Dari beberapa kajian pula, baik yang berbau mitologi atau tokoh legendaris maupun cerita-cerita rakyat (folk tale), kisah Sawerigading turun temurun dikalangan tua-tua Wita Mori dapatlah dikatakan bahwa Kerajaan Wita Mori merupakan pengembangan dari Kerajaan Luwu. Hal ini dipertegas lagi dengan adanya Upeti yang harus dikirimkan setiap tahun kepada Datu Luwu dari beberapa kerajaan Sulawesi Tengah bagian timur, antara lain Kerajaan Bungku, Mori dan Banggai. 
Saat itu, Kerajaan Wita Mori dipimpin oleh seorang Ratu bernama Wedange yang dibantu oleh Karua/Tadulako bernama Kello dan berkedudukan di Wawontuko (Puncak Tongkat). Pada waktu itu Raja Mori Wedange tidak mau menghadiri panggilan Datu Luwu untuk bertemu di Uluanso sehubungan dengan keterlambatan pembayaran upeti dan hanya menyampaikan pesan lewat Karua Kello bahwa “saya lebih baik memilih mati”. Sejak saat itu, Kerajaan Luwu mulai menyerang Kerajaan Mori yang dalam pertempuran sengit berhasil menaklukkan serta menawan Raja Wedange dan keluarganya serta Karua Kello di Palopo.

Sejak saat itu Kerajaan Wita Mori mengalami kekosongan Pemimpin dalam menghadapi serangan Pengayau sampai dengan tampilnya seorang tokoh legendaris, seorang Tadulako dengan gelar Tandu Rumba-Rumba bernama Rorahako. Rorahako mengumpulkan para Tadulako dari setiap anak suku di Wita Mori untuk menghadap datu Luwu memohon agar Raja Wedange dibebaskan agar dapat kembali memimpin Kerajaan Wita Mori, permohonan itu direstui oleh Datu Luwu.  Namun, Wedange yang pada saat itu telah lanjut usia menunjuk anaknya Pangeran Anamba untuk menjadi Raja dengan syarat Kerajaan Wita Mori tidak lagi berkedudukan di Wawontuko, akan tetapi disuatu tempat yang lebih jauh ke pedalaman yaitu satu tempat yang bernama Pa’antoule (Petasia).

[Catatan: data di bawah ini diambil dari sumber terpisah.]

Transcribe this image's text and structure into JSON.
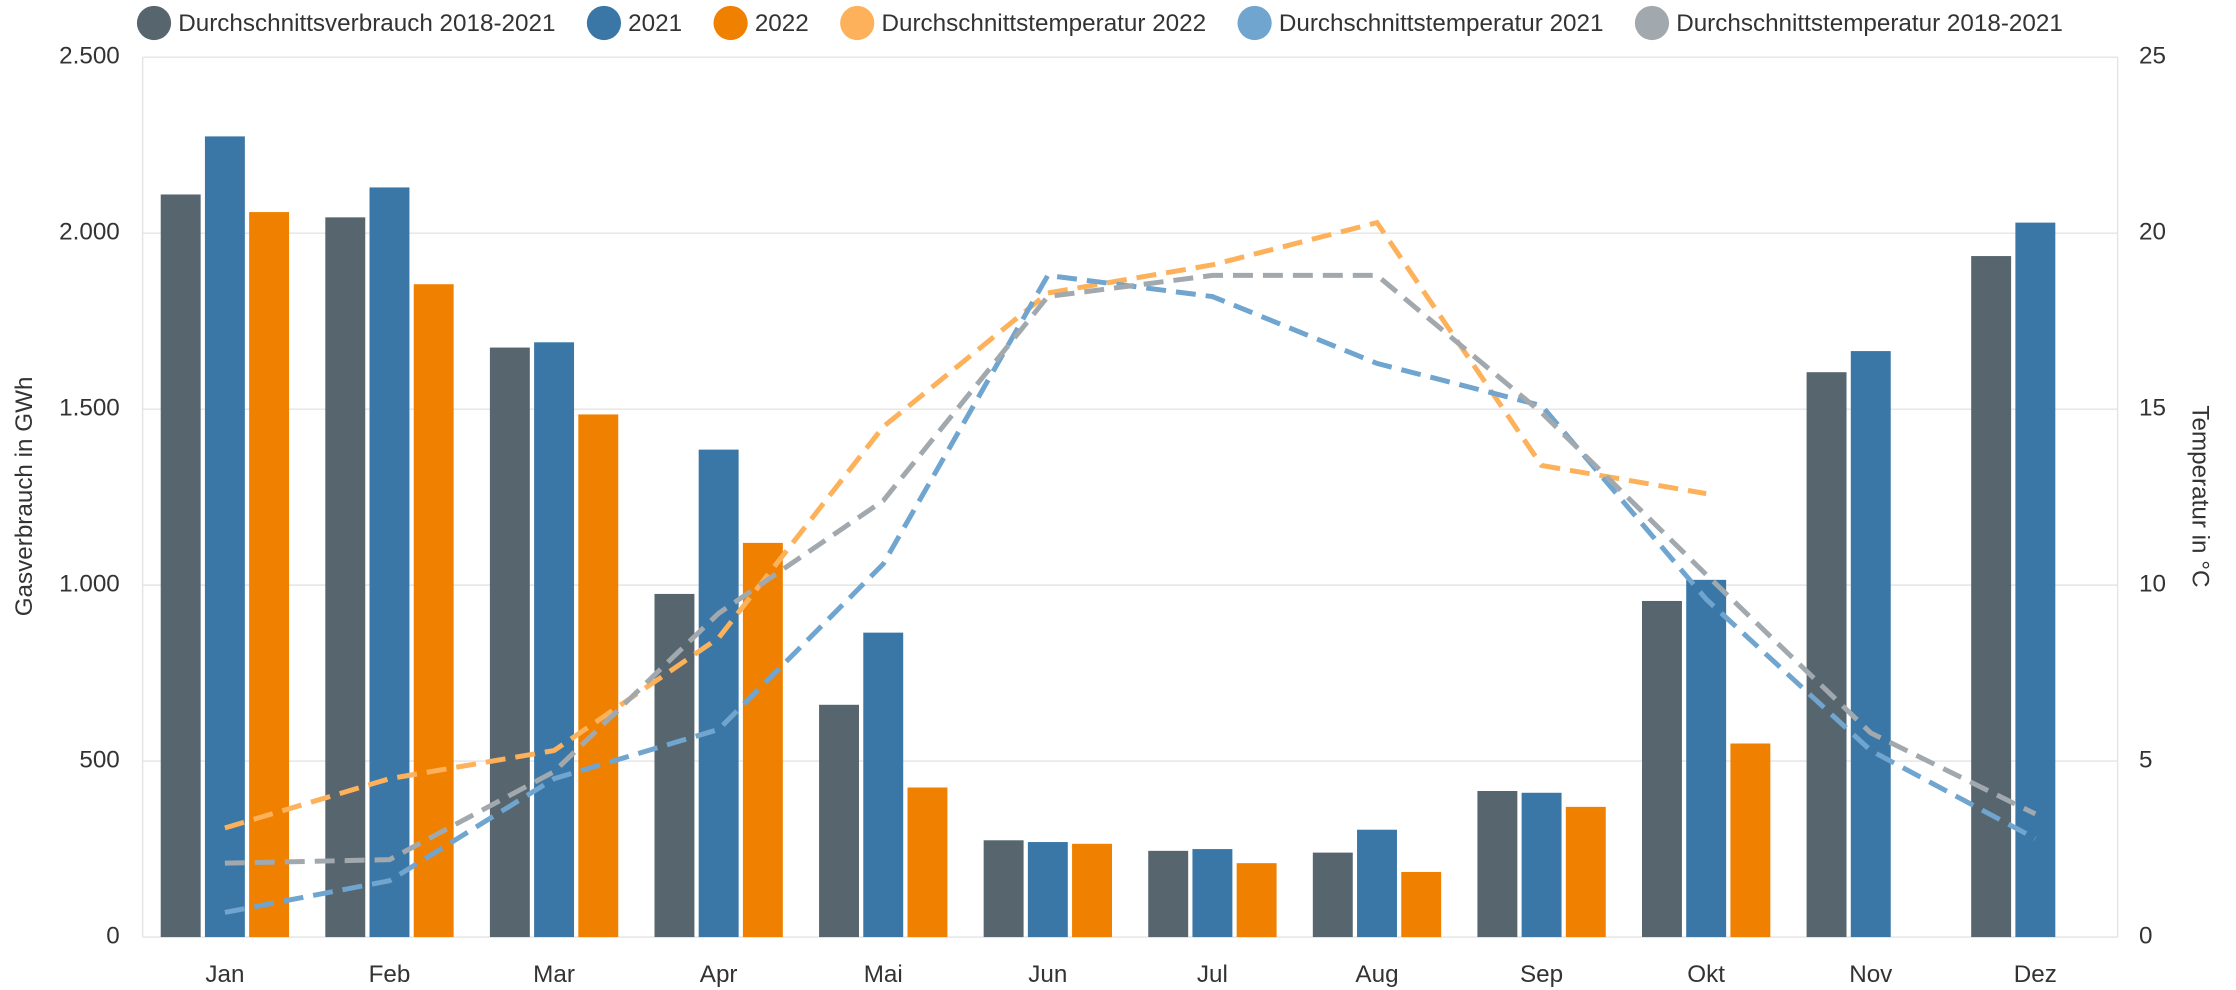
{
  "chart_data": {
    "type": "bar",
    "ylabel": "Gasverbrauch in GWh",
    "y2label": "Temperatur in °C",
    "categories": [
      "Jan",
      "Feb",
      "Mar",
      "Apr",
      "Mai",
      "Jun",
      "Jul",
      "Aug",
      "Sep",
      "Okt",
      "Nov",
      "Dez"
    ],
    "series": [
      {
        "name": "Durchschnittsverbrauch 2018-2021",
        "type": "bar",
        "color": "#56656e",
        "values": [
          2110,
          2045,
          1675,
          975,
          660,
          275,
          245,
          240,
          415,
          955,
          1605,
          1935
        ]
      },
      {
        "name": "2021",
        "type": "bar",
        "color": "#3a77a6",
        "values": [
          2275,
          2130,
          1690,
          1385,
          865,
          270,
          250,
          305,
          410,
          1015,
          1665,
          2030
        ]
      },
      {
        "name": "2022",
        "type": "bar",
        "color": "#f08000",
        "values": [
          2060,
          1855,
          1485,
          1120,
          425,
          265,
          210,
          185,
          370,
          550,
          null,
          null
        ]
      },
      {
        "name": "Durchschnittstemperatur 2022",
        "type": "line",
        "axis": "y2",
        "color": "#fdb15a",
        "values": [
          3.1,
          4.5,
          5.3,
          8.5,
          14.5,
          18.3,
          19.1,
          20.3,
          13.4,
          12.6,
          null,
          null
        ]
      },
      {
        "name": "Durchschnittstemperatur 2021",
        "type": "line",
        "axis": "y2",
        "color": "#6fa5cf",
        "values": [
          0.7,
          1.6,
          4.5,
          5.9,
          10.6,
          18.8,
          18.2,
          16.3,
          15.1,
          9.6,
          5.3,
          2.8
        ]
      },
      {
        "name": "Durchschnittstemperatur 2018-2021",
        "type": "line",
        "axis": "y2",
        "color": "#a2a9ae",
        "values": [
          2.1,
          2.2,
          4.7,
          9.2,
          12.4,
          18.2,
          18.8,
          18.8,
          14.9,
          10.3,
          5.8,
          3.5
        ]
      }
    ],
    "ylim": [
      0,
      2500
    ],
    "yticks": [
      0,
      500,
      {
        "value": 1000,
        "label": "1.000"
      },
      {
        "value": 1500,
        "label": "1.500"
      },
      {
        "value": 2000,
        "label": "2.000"
      },
      {
        "value": 2500,
        "label": "2.500"
      }
    ],
    "y2lim": [
      0,
      25
    ],
    "y2ticks": [
      0,
      5,
      10,
      15,
      20,
      25
    ],
    "grid": true,
    "legend": "top"
  }
}
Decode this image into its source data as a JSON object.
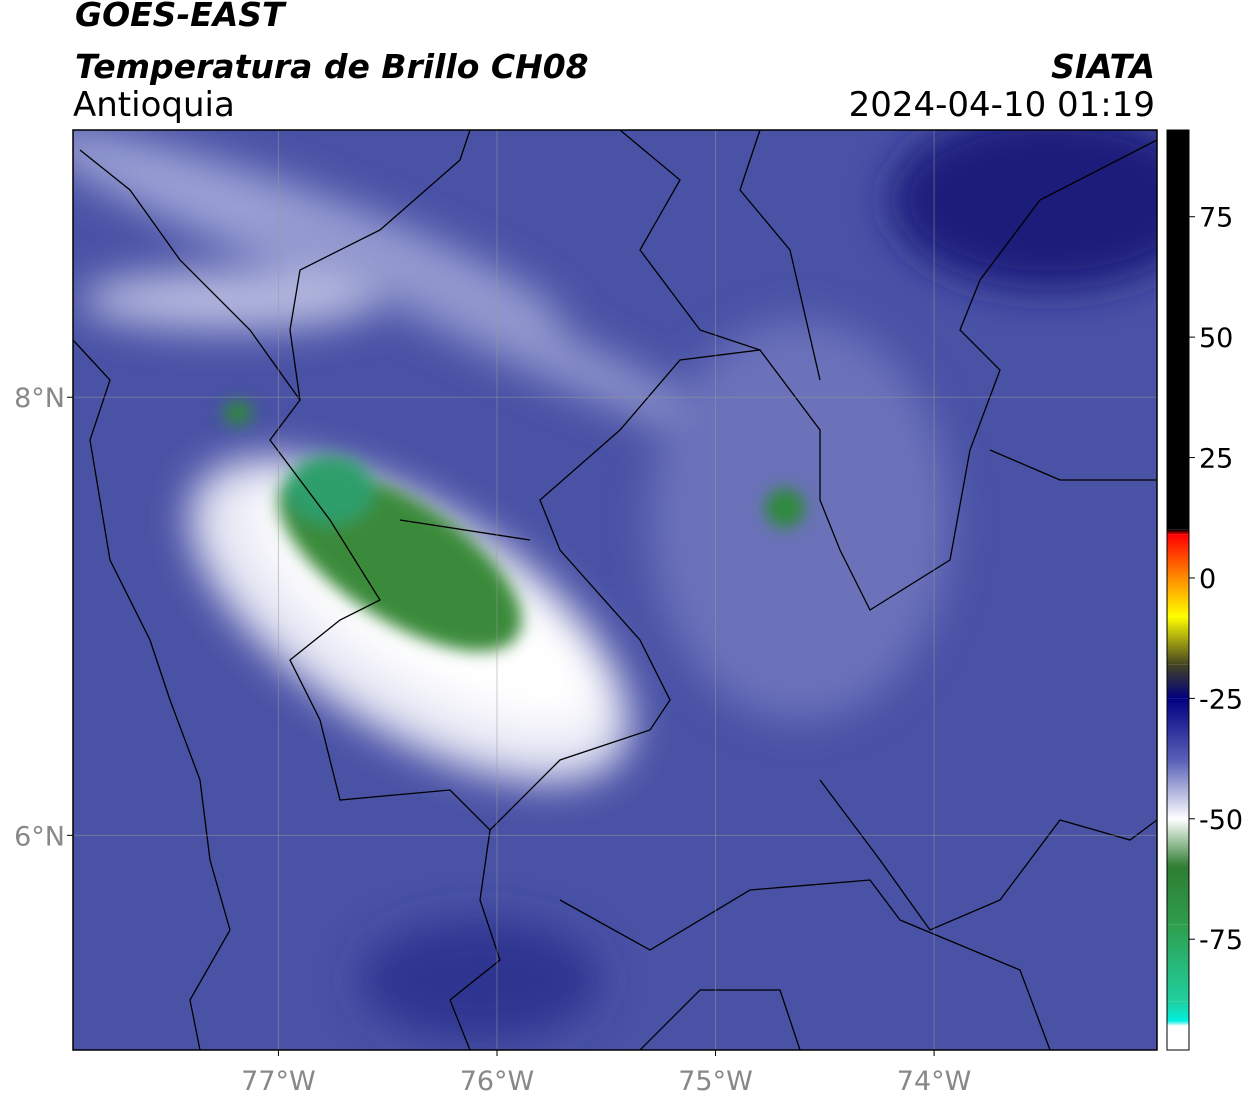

Demikianlah dikenal urutan kedudukan Ibu Kota Kerajaan Wita Mori yang sering berpindah tempat, mulai dari Wawontuko, Pa’a Ntoule, Petasia, Matanda’u (Mata Wundula) dengan urutan Raja-Raja sesuai data yang ada sejak di Pa’antoule yaitu : Raja Anamba, Raja Sungkawawo, Raja Lawoliyo, Raja Tosaleko, dan terakhir Raja Marunduh yang gugur dalam pertempuran melawan Ekspedisi Militer Kolonial Belanda, dikenal dengan Perang Wulanderi (Agustus 1907).

Secara kultural, wilayah Kerajaan Mori pada masa lampau diklasifikasikan atas tiga bagian yaitu (1) Mori Atas (Boven Mori) yang merupakan daerah pemukiman orang Mori dibagian barat. Pada bagian utara dan barat laut daerah ini terbentang padang ilalang yang luas, dan pada bagian selatan terbentang deretan pegunungan. (2) Mori Bawah (Beneden Mori) atau yang lebih dikenal dengan Lembo. Wilayah ini terbentang pada bagian timur dan tenggara dari wilayah Mori Atas, merupakan dataran rendah yang luas sehingga disebut Lembo. (3) Pada bagian selatan dari deretan pegunungan itu, yang dikategorikan sebagai bagian ketiga dari wilayah Kerajaan Mori  disebut daerah Danau Malili, atau juga dikenal dengan daerah Nuha. Di daerah ini terdapat tiga danau yaitu Danau Matano, Dana Moholona, dan Danau Towuti, merupakan daerah yang sangat indah dan menawan karena dihiasi gunung-gunung tinggi serta diantaranya terbentang dataran tinggi sampai ke wilayah Nuha. Wilayah Nuha saat ini telah menjadi bagian dari Kabupaten Luwu Timur Propinsi Sulawesi Selatan.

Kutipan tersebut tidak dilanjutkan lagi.